The coronavirus pandemic has effected every state across the country, calling for nearly all of the 50 states to shut things down in April. With President Donald Trump reiterating his desire to begin opening the economy back up, many states are taking it a little slower in getting things back up and running while others are lessening restrictions.
North Carolina is one of those states. As a result, a protest group was created in the Tarheel State to push its government to open up the economy. The leader of that organization, Audrey Whitlock, has led the charge, planning multiple protests to counter the actions of Gov. Roy Cooper. Whitlock, though, was unable to attend those protests due to contracting COVID-19. She shared the news to WFAE, a Charlotte radio station. "I remained in isolation/self quarantine at my home per the direction of my county health department," she stated. "I have not attended any events for Reopen NC."
The Reopen NC assembly uses a private Facebook group in which Whitlock shared a more in-depth message about what she was going through. The News & Observer documented what was posted in there, showing that Whitlock said she was asymptomatic patient who saw her 14-day quarantine end on Sunday. She then went on to explain that, despite testing positive, she did not feel it was right for the government to mandate her staying home.

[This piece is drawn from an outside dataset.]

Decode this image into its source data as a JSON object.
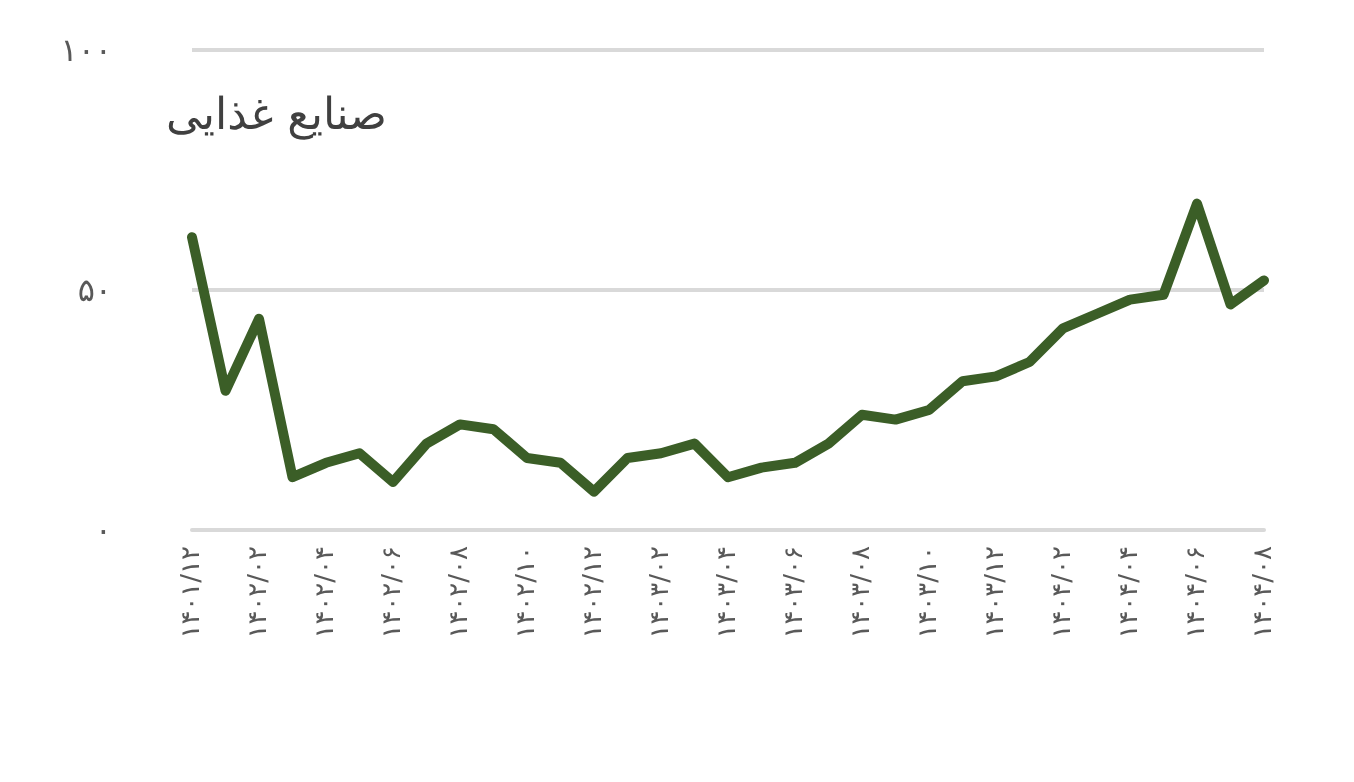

"I have been told not to participate in public or private accommodations as requested by the government, and therefore denied my 1st amendment right of freedom of religion," Whitlock's post read. "If I were an essential employee, I would be denied access to my job by my employer and the government, though compensated, those with other communicable diseases are afforded the right to work. It has been insinuated by others that if I go out, I could be arrested for denying a quarantine order. However, the Americans with Disabilities Act prohibits discrimination by employers, places of public accommodation, and state and local government entities. Where do we draw the line?"
North Carolina has announced that it is not ready to open its state up. Cooper explained that he realizes getting the economy back is important for the long-term and that "we can't stay at home forever," but it concerned about the numbers ever getting to a point like it has in some places. "You only have to look on TV at what's happening in New York and Italy to see what could happen here."